Walking around Boston, you sometimes encounter areas known as Privately Owned Public Spaces, or POPS. These privately owned and maintained spaces have been created through the Boston Planning & Development Agency’s development review process.
While the public is encouraged and invited to enjoy these places, that invitation is often understated to the point of being invisible. In fact, many are more secret than public and for an obvious reason. As Reneé Loth explained in the Boston Globe, the POPS have been hiding in plain sight because:
“Property managers don’t want the rabble wandering through their sleek lobbies or snoozing on their benches, so they post minuscule signs or expect visitors to rely on ESP to find them.”
Finding the Privately Owned Public Spaces
How do you find these Privately Owned Public Spaces? Some are well-known to pedestrians because they masquerade as building lobbies, public parks, and segments of the Harborwalk.
The Boston Planning and Development Agency maintains a web page that lists some of them, including an interactive map with thumbnail photos. You can sort by type: Harborwalk (28), Plaza (8), Green Space (4), and Interior Space (3).
This page doesn’t include other familiar POPS like the beautiful Post Office Square Park (private developer) or the Seaport’s Lawn on D (a quasi-public space owned by the Massachusetts Convention Center Authority). In other words, it doesn’t cover the entire city, so it’s not comprehensive.
Across the river, the Cambridge Redevelopment Authority maintains its own website that not only details the POPS in the Kendall Square MXD District but gives a lot more information as well. The Cambridge Community Development Project has its own, much less user-friendly, website with maps of POPS but no photos.
Protecting the Harbor
The Harborwalk has so many more POPS listed because our Puritan forebears thought that the waterfront shouldn’t be owned by any individual. To that end, Chapter 91—the city’s Public Waterfront Act—requires that every piece of property on the Boston waterfront has to have at least one element that’s accessible to the public.

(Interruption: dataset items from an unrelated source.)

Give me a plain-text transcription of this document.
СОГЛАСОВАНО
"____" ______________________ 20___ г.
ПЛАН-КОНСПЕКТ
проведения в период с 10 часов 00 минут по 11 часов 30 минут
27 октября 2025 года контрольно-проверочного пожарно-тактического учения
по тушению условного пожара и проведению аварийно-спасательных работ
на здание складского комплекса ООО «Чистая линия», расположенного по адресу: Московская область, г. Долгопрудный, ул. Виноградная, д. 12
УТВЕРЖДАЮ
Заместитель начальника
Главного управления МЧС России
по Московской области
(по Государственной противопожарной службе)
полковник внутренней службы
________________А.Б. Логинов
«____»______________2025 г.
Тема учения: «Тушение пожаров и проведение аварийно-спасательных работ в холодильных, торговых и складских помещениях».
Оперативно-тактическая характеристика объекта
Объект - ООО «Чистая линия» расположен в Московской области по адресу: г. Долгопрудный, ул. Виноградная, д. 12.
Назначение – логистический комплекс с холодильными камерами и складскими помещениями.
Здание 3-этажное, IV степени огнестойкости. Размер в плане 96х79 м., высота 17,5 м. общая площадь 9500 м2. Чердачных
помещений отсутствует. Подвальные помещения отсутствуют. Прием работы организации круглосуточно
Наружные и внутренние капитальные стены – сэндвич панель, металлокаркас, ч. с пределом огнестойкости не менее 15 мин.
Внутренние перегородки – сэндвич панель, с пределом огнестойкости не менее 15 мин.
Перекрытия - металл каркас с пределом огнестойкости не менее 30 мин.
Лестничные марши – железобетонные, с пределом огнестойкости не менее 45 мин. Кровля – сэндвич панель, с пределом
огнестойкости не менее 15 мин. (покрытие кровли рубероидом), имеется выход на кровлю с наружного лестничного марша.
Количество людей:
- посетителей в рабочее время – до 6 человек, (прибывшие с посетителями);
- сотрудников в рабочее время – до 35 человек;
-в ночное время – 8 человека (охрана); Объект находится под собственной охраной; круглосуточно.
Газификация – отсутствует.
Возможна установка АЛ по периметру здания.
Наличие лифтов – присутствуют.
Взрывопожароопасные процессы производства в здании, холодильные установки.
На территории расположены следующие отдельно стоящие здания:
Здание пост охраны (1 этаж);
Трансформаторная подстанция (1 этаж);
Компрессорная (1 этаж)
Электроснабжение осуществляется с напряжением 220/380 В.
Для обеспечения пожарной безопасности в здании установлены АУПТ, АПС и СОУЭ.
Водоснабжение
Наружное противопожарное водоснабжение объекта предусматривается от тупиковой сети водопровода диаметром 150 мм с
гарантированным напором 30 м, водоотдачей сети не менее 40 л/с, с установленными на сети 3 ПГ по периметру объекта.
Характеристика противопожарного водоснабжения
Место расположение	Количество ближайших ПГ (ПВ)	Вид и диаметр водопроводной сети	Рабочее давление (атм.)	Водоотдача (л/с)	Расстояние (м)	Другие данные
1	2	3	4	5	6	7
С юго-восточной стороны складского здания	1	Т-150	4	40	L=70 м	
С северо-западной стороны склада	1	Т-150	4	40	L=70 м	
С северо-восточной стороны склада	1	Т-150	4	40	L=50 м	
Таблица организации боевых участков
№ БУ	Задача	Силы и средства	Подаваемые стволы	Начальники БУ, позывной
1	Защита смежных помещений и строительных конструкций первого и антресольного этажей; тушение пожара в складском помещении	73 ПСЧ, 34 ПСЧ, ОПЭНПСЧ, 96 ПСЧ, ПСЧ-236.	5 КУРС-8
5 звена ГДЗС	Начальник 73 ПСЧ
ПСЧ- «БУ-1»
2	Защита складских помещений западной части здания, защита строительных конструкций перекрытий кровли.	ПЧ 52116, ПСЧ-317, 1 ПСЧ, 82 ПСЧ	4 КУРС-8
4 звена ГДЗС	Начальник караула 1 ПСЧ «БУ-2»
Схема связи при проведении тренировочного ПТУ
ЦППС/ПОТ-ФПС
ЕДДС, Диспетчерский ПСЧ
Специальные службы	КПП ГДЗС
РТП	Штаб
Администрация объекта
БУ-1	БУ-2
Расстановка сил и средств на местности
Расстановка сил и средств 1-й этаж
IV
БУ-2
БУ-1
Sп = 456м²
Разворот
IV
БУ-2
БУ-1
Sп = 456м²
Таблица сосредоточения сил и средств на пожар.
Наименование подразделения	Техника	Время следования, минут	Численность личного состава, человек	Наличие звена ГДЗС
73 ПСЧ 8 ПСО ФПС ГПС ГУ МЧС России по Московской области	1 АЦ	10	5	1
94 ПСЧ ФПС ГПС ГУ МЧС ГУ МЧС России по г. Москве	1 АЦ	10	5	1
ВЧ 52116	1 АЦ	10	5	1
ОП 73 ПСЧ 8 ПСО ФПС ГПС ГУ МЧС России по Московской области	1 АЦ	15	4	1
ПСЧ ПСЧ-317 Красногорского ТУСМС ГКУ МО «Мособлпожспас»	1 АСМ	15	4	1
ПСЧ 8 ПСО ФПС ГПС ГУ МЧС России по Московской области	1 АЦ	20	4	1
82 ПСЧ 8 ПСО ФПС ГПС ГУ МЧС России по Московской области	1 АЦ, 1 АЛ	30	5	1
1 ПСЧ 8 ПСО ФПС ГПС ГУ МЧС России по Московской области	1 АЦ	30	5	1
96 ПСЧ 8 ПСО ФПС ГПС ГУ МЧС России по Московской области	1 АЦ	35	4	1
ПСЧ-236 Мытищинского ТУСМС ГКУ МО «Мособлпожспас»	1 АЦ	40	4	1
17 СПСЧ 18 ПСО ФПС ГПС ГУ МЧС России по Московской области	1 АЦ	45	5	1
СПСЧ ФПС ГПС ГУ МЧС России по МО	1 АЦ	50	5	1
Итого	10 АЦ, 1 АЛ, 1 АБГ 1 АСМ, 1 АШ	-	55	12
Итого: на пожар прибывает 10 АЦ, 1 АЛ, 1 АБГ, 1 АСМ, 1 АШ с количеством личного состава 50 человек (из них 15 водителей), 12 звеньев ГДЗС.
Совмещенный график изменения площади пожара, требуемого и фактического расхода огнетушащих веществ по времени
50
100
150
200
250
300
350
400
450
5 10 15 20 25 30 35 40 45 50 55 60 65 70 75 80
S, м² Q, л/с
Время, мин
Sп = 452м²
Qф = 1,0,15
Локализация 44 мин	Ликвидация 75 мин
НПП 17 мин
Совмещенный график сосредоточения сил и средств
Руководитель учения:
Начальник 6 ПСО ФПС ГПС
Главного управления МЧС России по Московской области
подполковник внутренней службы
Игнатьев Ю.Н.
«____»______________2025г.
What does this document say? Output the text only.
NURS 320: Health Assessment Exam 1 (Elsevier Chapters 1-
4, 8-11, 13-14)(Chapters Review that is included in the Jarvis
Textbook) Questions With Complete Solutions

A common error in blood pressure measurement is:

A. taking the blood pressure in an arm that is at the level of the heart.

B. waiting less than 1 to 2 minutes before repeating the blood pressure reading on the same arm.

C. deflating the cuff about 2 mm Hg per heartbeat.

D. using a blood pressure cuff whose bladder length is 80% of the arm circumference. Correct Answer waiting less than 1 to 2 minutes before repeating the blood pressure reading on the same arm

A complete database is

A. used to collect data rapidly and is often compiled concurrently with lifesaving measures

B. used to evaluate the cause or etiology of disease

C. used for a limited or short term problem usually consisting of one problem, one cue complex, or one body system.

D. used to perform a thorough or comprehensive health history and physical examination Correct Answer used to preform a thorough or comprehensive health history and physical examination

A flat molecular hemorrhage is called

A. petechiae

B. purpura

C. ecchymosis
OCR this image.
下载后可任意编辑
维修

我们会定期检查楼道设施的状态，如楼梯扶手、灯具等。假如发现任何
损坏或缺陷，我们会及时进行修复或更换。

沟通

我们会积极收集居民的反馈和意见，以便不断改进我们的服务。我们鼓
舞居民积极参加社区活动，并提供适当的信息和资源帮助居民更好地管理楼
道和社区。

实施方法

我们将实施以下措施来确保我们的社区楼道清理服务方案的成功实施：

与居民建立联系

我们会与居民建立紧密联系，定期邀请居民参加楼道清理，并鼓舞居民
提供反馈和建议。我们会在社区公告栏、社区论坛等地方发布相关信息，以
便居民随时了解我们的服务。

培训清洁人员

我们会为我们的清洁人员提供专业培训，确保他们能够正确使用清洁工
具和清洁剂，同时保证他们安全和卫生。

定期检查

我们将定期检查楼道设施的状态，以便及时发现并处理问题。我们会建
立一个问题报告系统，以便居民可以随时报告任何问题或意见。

Thus, two lawns and a section of the Harborwalk are actually privately owned and the Hotel Intercontinental blocks them off frequently for outdoor dining or private parties. The hotel violates their Waterways License every time they do it. When a hotel can rent out four hours of a POPS greenspace for $2,000 and not have to pay a hefty fine, the decision is pretty simple.
What, you thought that just because the Harborwalk was publicly owned and protected by the Waterways License you could walk its length any time? Think again. The city could collect fines when there are infractions and use the money to invest in more public spaces, but that would require resources to monitor the POPS.
Finding Boston’s POPS
So, how do you find all of Boston’s POPS — the non-musical ones, that is? You do some research both online and on foot. As Ms. Loth reported, neither the developers nor the city make it easy.
No public list exists of all Boston’s POPS; neither is there a comprehensive website. Way back in 2015, the Boston Society for Architecture (BSA) called for a compilation of POPS around the city. One of them is the BSA Space, an airy atrium in their building at 290 Congress Street—complete with public restrooms. Alas, that web page still does not exist.
That same year, Petra Geiger in the Red Thread News called for a catalog of POPS. Prof. Jerold Kayden, Harvard Professor of Urban Planning and Design gave a lecture on the subject to the university’s Graduate School of Design and was interviewed on WBUR Radio. He also called for a compilation of POPS around the city. The response in the last five years? Crickets.
If there has been a demand, why has there been no response? I can only assume it’s because no one has been given the job of compiling this list. You know the old saw: If it’s everyone’s job; it’s no one’s job. And No One has tackled it assiduously for the last five years.
Other Posts on POPS
I have published blog posts about a few of the POPS that I have investigated, although some of it took some doing. Given development around the city and controversy over some of the POPS, especially in the Seaport District, I thought the subject worth revisiting. The non-existent POPS list is growing with all the new buildings going up.